- To help promote the surprise launch of “Apex Legends,” Electronic Arts paid Tyler “Ninja” Blevins, Michael “Shroud” Grzesiek, and several other professional gamers to play and stream the game on release day.
- Reuters reports that Ninja was paid $US1 million to help promote the game; he currently has the most popular stream on Twitch.TV with more than 13 million followers.
- Electronic Arts says that partner influencers were only paid for the first 24 hours “Apex Legends” was online. The game is still one of the top five most watched games on Twitch weeks after its February 4th release.
- Developer Respawn Entertainment said 50 million players have tried “Apex Legends” since its release, a major success for a game with no advance marketing.
The most popular new game of 2019 arrived as a complete surprise; Electronic Arts released “Apex Legends ” on the same day it was announced, February 4th, with no advance marketing.
That’s an incredibly bold move in the gaming industry, which typically builds anticipation for a hot new title months in advance by spending millions of dollars in marketing campaigns.
Skipping the pre-release ad blitz was a gamble, but the makers of “Apex Legends” had a secret weapon: EA and developer Respawn Entertainment partnered with a group of popular professional gamers to help promote “Apex Legends” directly to their massive online followings during the first two days of the launch.
“Apex Legends” influencers included Tyler “Ninja” Blevins, the world’s most popular professional gamer, and other top video game streamers like Michael “Shroud” Grzesiek, “Jack “CouRage” Dunlop, and Herschel “Dr. Disrespect” Beahm IV. An anonymous source told Reuters that Electronic Arts paid Ninja $US1 million to participate in the Apex Partner program; other partners were paid as well but their rates were not specified.
Here’s why EA’s decision to partner with influencers was so smart:
By partnering with Ninja, “Apex Legends” directly targeted millions of “Fortnite” fans.
Ninja has more than 13 million followers on Twitch and is best known for playing “Fortnite.” EA’s decision to recruit him as a partner was no coincidence, “Fortnite” is the most popular game in the world right now and “Apex Legends” is the primary competition. Both games are free to play battle royale shooters.
More people watched #ApexPartner streams than the actual announcement of “Apex Legends”
Partnered players acknowledged their influencer deals on social media by using the hashtag #ApexPartner when posting about “Apex Legends” on release day. While only about 80,000 people watched Respawn’s Twitch stream announcing “Apex Legends,” 12 hours later more than 400,000 people were watching Apex partners play.
Successful streamers like Ninja and Dr. Disrespect typically stream for 10 to 12 hours every day and earn most of their revenue through donations and $US5 viewer subscriptions. Ninja has said that he usually earns about $US500,000 a month, but the amount can vary when taking specific events or partnerships into account.
The pro players got a chance to try “Apex Legends” prior to release and shared their impressions with millions of followers.
Aright broys the corp is allowing me to reveal some of the super secret stuff from Thursday's super secret LA trip. This Monday we’ll be stomping in an all new Battle Royale by @Respawn. Maybe these guys will be there too. That is all. #ApexPartner pic.twitter.com/AgO9ra0LVE
— Michael Grzesiek (@shroud) February 4, 2019
Respawn developers invited the influencers to demo the game a few days prior to launch, collecting valuable feedback in the process. When it came time for the pro players to stream “Apex Legends” on release day, they were able to share tips and information from the developers with millions of gamers who were seeing “Apex Legends” for the very first time.

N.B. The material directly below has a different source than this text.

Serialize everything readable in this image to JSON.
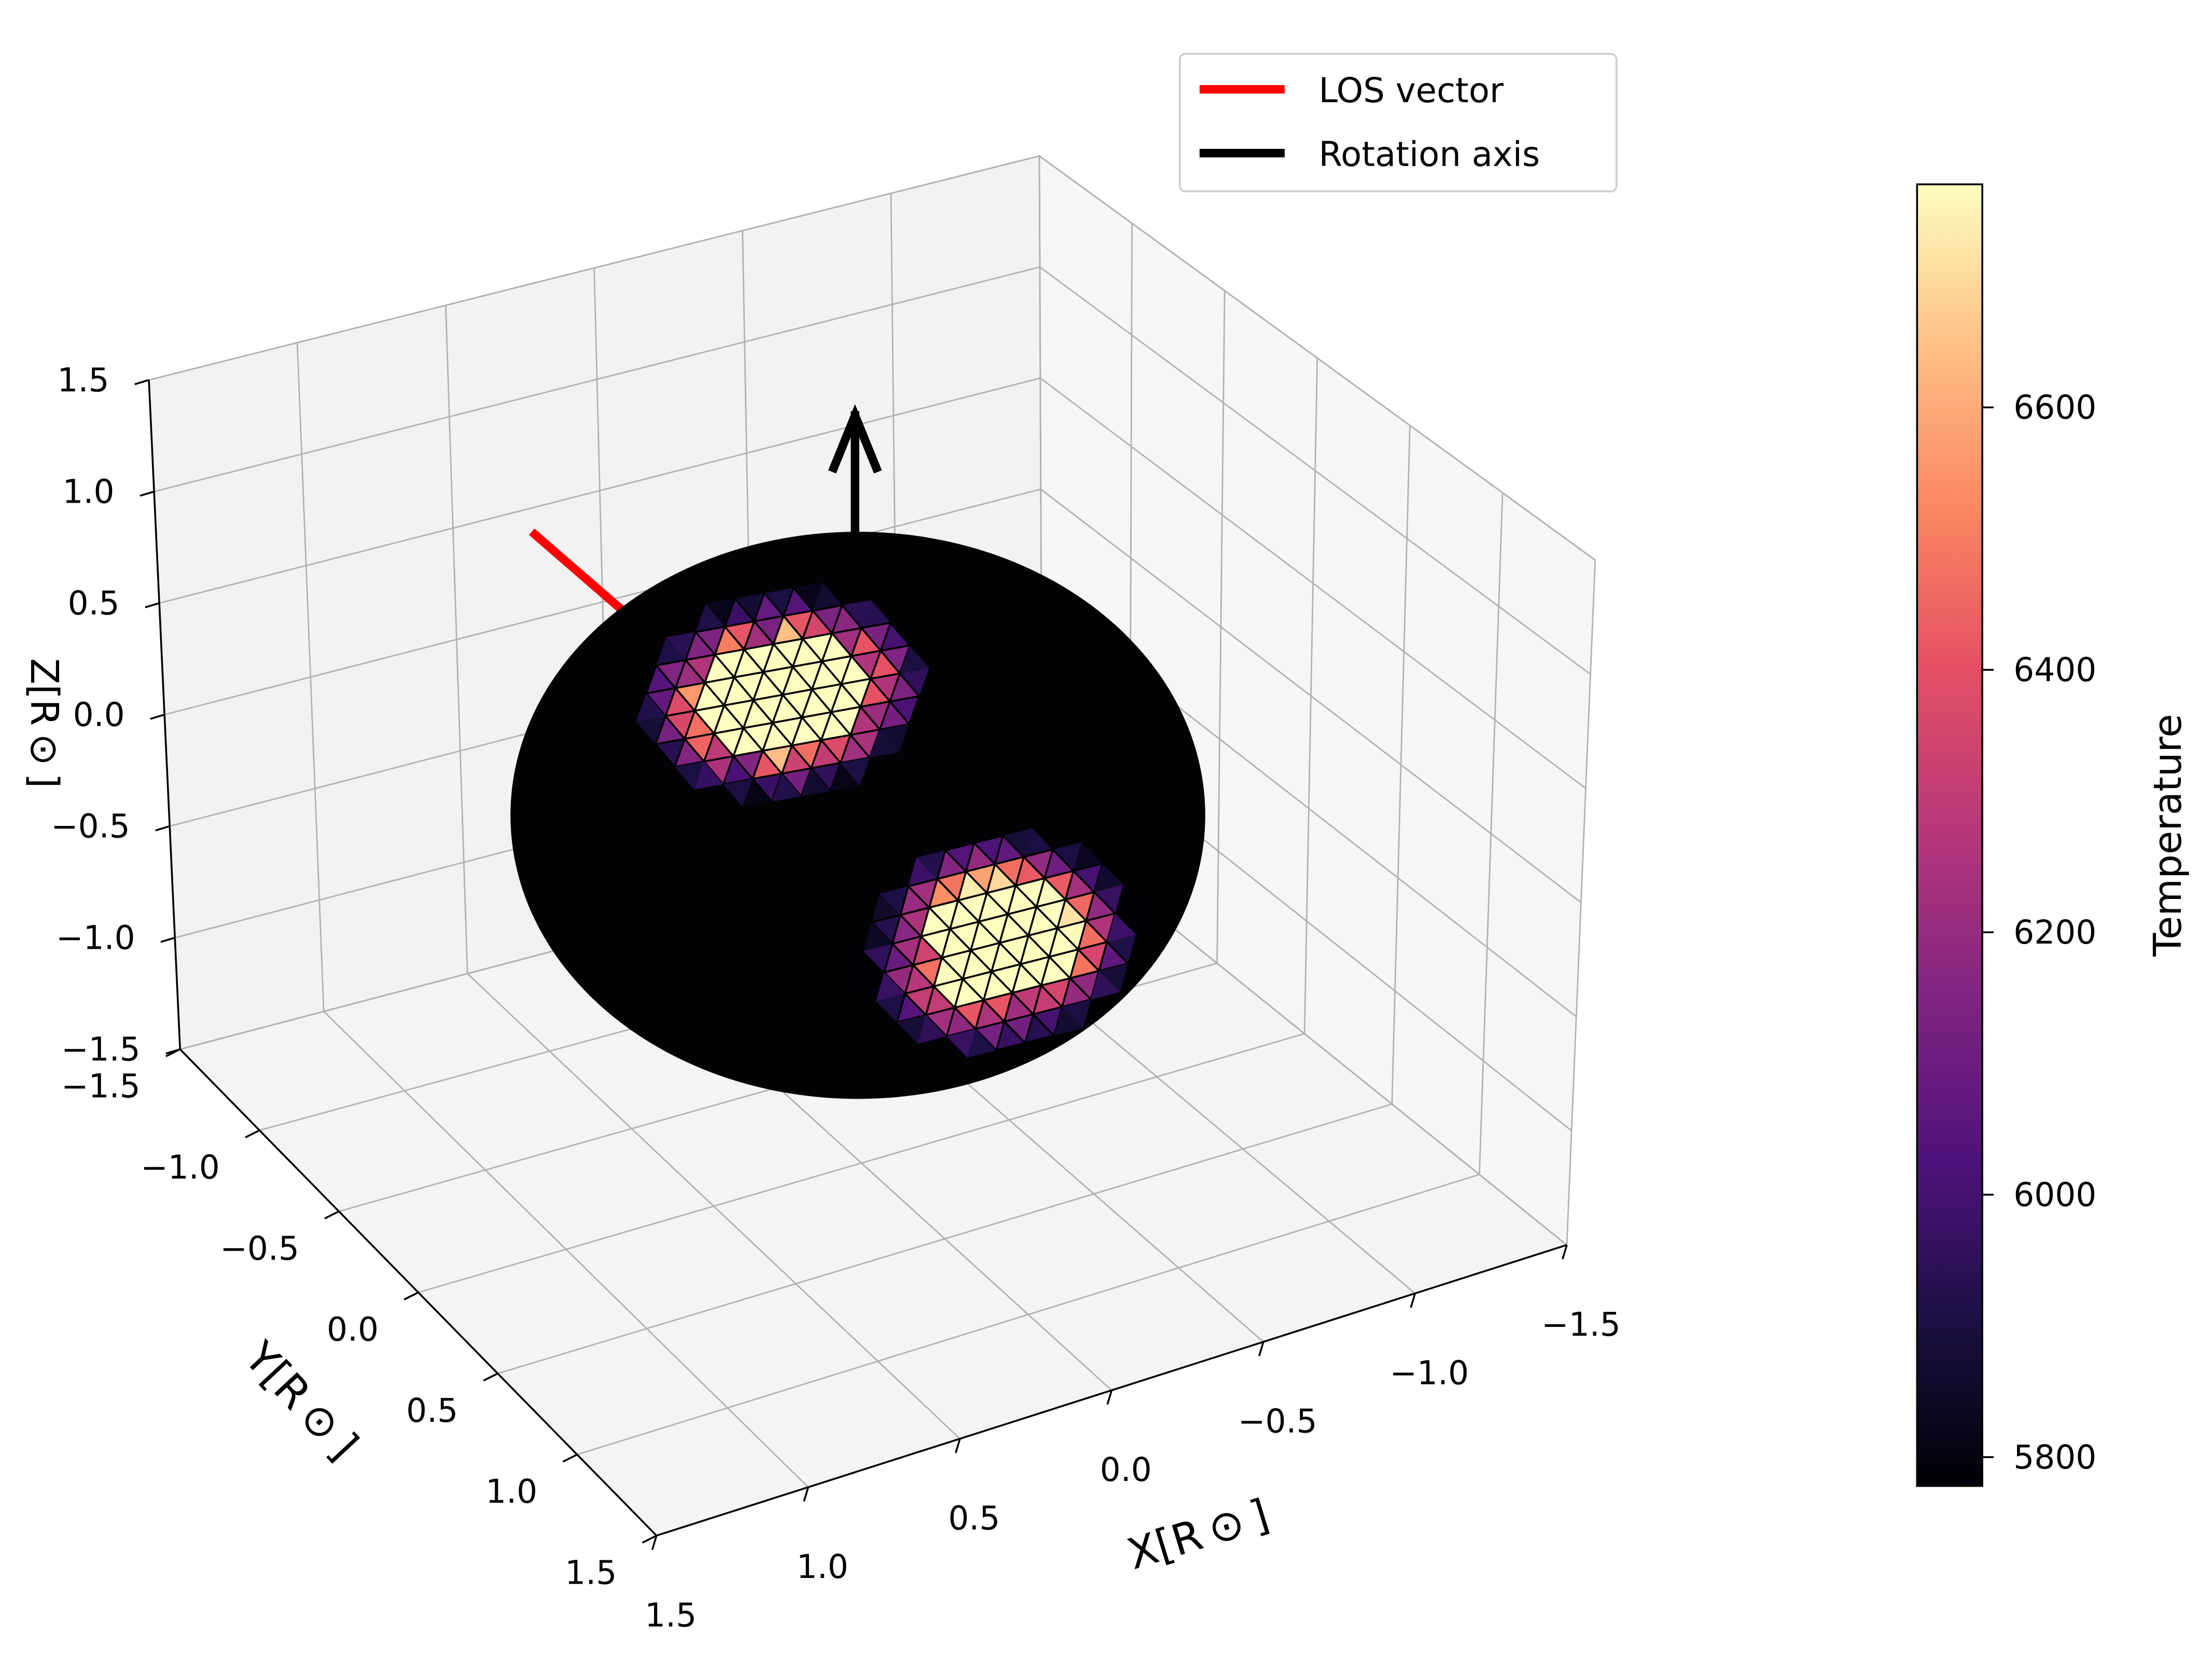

Rather than trying to drum up excitement for another battle royale with a standard marketing campaign, EA let professional players share their own first impressions.
“Apex Legends” is the sort of game that would usually have a major marketing push and build up to its release. But with the battle royale genre becoming increasingly competitive, Respawn would have faced months of scrutiny and criticism for their choice to add another battle royale to the pile.
Instead, Respawn chose to reach out to the top battle royale players to help show the millions of players following “Fortnite” and “PlayerUnknown’s Battlegrounds” what’s new, different, and special about “Apex Legends.”
More than 1 million players tried “Apex Legends” on release day, thanks in part to the #ApexPartner program.
EA’s influencer marketing strategy helped inspire more than 50 million players to try “Apex Legends” in its first month of release and “Apex” has been among the top five most watched games on Twitch since its release.
Electronic Arts told Kotaku that they only paid partners to play and stream until the second day of the “Apex Legends” rollout , but a number of the Apex partners, including Shroud and Dr. Disrespect, have continued to play the game on their own. Ironically, the #ApexPartner hash remains popular among excited fans and semi-professional “Apex Legends” players hoping to find sponsors.
Still, while the #ApexPartner program was a brilliant way to create a strong first impression of the game, “Fortnite” boasts more than 200 million registered players. “Apex Legends” still has a ways to go before it can claim the title of top battle royale.